Göz Hastalıkları Uzmanı Op. Dr. Şeyda Atabay, göz kapağı düşüklüğünün sıklıkla karşılaşılan ve günümüzde görselliğin ön planda olması nedeniyle çok rahatsızlık veren bir durum olduğunu belirterek, bu probleme dikkat edilmesi gerektiğini söyledi.

Göz Hastalıkları Uzmanı Op. Dr. Şeyda Atabay, "Gözlerimiz karşılıklı ilişkilerde en çok dikkat edilen alan olması yanı sıra günümüz teknolojisinde net görme çok önem kazanmıştır. Göz kapağı düşüklüğü son zamanların en çok tedavi edilen durumlarının başında gelmektedir. Ancak burada önemli olan durum göz kapağı düşüklüğünün hangi dokuları kapsadığı ve hangi yollarla tedavi edilebileceğidir" dedi.

Çoğunlukla yaşa bağlı olarak cilt ve yüzeysel kaslarda gevşeme ve sarkma olarak karşımıza çıkan durumun kozmetik olarak değerlendirilip tedavinin planlandığını kaydeden Atabay, "Ancak burada önemli olan öncelikle kapak düşüklüğüne neyin sebep olduğunun belirlenmesidir. Çünkü basit bir kapak düşüklüğü olarak değerlendirdiğimiz bu durumun sebebi aslında daha altta yerleşmiş olan derin kas tabakasındaki bozukluğa bağlı olabilmektedir. Tedavi planımıza bunu eklemezsek tedavi yanlış olacak veya eksik kalacaktır. Gözlerimiz bir bütündür. Göz kapağı düşüklüğü göz kuruluğu ile birlikte olabilir. Göz kapak düşüklüğü göz temel kaslarının zayıflığı ile birlikte olabilir. Göz kapak düşüklüğü aslında nörolojik olarak tanımladığımız sinir kas kavşağındaki bir hastalığa bağlı olabilir" ifadelerini kullandı.

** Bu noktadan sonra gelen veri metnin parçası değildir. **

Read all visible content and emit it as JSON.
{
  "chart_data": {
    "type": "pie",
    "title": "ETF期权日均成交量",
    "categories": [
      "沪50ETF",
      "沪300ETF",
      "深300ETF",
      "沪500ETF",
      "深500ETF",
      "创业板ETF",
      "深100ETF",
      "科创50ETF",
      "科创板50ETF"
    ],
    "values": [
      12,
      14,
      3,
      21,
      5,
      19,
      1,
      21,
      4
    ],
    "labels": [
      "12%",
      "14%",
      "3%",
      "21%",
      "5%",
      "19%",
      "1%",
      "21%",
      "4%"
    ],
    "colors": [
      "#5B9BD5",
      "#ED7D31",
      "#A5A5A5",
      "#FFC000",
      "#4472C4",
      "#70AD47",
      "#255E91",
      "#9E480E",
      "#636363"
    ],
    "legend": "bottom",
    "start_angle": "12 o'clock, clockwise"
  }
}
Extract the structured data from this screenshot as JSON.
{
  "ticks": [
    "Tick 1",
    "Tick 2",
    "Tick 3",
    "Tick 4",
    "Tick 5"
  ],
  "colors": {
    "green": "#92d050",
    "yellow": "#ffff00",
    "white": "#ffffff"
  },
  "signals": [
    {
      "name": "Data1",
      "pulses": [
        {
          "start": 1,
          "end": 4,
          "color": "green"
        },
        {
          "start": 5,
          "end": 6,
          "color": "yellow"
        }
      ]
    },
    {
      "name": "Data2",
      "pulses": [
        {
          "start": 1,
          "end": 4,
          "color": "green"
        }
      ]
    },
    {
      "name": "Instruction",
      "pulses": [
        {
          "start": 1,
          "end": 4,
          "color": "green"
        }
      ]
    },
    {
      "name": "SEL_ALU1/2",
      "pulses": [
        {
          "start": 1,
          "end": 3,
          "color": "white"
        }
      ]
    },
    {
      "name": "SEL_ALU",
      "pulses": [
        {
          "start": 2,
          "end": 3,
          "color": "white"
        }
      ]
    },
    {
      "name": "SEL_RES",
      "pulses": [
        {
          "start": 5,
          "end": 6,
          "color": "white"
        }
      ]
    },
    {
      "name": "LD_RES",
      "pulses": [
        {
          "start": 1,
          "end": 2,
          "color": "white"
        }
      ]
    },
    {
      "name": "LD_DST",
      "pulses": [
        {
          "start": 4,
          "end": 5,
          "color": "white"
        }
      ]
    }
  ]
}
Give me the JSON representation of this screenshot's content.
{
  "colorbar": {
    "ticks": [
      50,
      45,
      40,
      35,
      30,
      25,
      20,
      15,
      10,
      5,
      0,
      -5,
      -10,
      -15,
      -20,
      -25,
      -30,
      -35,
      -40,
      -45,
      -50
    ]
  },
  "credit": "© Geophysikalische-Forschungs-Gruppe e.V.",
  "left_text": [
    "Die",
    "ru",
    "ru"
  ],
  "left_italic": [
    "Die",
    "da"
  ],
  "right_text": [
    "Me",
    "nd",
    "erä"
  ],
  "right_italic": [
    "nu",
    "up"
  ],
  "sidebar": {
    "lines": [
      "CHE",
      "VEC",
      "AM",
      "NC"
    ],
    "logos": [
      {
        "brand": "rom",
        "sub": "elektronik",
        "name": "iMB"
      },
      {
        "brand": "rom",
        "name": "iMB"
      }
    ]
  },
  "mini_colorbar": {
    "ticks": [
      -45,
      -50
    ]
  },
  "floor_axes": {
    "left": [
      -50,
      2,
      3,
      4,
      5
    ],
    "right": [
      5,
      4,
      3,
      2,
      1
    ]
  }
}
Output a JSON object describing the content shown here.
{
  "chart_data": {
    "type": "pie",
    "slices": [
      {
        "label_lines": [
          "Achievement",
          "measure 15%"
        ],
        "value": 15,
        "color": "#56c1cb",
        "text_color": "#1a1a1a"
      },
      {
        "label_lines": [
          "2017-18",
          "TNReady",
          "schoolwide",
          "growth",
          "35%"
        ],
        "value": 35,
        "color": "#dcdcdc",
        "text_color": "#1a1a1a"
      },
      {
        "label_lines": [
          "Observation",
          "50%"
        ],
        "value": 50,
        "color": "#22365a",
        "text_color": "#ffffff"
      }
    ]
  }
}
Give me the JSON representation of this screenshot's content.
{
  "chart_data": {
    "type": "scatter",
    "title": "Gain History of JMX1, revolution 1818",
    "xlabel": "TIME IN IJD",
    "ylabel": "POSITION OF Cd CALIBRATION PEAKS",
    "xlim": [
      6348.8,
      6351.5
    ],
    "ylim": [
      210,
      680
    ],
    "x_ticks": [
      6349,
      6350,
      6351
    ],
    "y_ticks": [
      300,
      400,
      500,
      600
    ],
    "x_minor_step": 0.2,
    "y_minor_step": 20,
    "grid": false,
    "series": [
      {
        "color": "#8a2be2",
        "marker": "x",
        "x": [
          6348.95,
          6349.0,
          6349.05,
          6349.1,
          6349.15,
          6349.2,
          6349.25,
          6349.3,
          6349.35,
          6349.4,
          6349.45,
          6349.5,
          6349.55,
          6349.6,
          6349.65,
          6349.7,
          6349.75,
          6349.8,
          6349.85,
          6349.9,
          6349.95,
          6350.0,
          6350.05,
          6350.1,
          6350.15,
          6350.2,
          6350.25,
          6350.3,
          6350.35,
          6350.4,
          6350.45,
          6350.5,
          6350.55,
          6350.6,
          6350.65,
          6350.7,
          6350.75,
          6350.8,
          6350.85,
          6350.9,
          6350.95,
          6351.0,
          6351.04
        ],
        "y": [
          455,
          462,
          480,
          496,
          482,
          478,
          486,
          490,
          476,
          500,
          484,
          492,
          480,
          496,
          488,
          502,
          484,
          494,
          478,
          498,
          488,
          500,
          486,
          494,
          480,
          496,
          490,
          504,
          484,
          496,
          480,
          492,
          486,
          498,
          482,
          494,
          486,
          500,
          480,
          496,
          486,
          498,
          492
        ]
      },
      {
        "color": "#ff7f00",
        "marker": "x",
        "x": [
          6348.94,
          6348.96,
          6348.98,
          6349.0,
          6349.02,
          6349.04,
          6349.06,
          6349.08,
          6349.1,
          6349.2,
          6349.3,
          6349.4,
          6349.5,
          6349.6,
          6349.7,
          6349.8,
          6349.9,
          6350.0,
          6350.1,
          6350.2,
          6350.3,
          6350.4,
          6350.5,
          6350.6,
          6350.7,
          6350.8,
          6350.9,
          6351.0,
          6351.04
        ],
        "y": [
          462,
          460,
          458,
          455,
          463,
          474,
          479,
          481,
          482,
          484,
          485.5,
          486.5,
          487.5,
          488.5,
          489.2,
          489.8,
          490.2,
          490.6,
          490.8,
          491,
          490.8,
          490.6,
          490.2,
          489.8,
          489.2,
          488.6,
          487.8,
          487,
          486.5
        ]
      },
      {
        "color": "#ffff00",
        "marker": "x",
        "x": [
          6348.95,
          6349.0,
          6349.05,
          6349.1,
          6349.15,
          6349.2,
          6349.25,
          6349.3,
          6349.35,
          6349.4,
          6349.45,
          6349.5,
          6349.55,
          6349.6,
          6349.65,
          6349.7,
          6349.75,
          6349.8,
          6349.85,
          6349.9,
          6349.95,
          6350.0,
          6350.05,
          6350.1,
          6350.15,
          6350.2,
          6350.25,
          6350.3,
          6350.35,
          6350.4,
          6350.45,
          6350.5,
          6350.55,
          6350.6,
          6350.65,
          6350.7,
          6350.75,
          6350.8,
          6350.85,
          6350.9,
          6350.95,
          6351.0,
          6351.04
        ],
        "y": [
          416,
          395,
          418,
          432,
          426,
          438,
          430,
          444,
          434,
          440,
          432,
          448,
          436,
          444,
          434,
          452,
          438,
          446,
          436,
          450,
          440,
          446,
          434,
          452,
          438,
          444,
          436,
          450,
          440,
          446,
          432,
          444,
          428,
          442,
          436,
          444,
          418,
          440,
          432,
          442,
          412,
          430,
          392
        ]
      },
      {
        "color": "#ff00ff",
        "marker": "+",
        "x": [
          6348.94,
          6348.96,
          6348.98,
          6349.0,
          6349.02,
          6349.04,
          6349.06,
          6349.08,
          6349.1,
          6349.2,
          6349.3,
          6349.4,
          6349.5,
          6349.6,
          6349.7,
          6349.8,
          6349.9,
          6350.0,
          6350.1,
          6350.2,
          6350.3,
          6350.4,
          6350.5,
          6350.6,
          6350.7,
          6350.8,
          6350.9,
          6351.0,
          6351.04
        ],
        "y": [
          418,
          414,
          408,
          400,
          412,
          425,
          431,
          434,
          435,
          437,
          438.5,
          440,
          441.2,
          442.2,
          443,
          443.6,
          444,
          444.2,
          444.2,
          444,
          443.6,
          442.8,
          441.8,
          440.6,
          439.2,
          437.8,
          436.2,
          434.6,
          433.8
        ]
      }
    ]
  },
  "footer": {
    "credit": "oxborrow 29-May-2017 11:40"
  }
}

Atabay, "Öncelikle kapak düşüklüğü sebebi belirlenmeli, tedavi ona göre yapılmalıdır. Kapak düşüklüğü genç yaşta görülen blefaroşalazis mi, ileri yaşlarda görülen dermatoşalazis mi, yoksa sebep aslında pitozis mi çok iyi değerlendirilmelidir. Bu ayrım yapılmadan tedaviye kalkışılması çok vahim sonuçlar doğurabilmektedir. Pitozis varlığını fark etmeden bunu blefaroplasti olarak tedavi etmeye çalışılması ile gözü pek çok risk karşısında savunmasız bırakmaktır" şeklinde konuştu.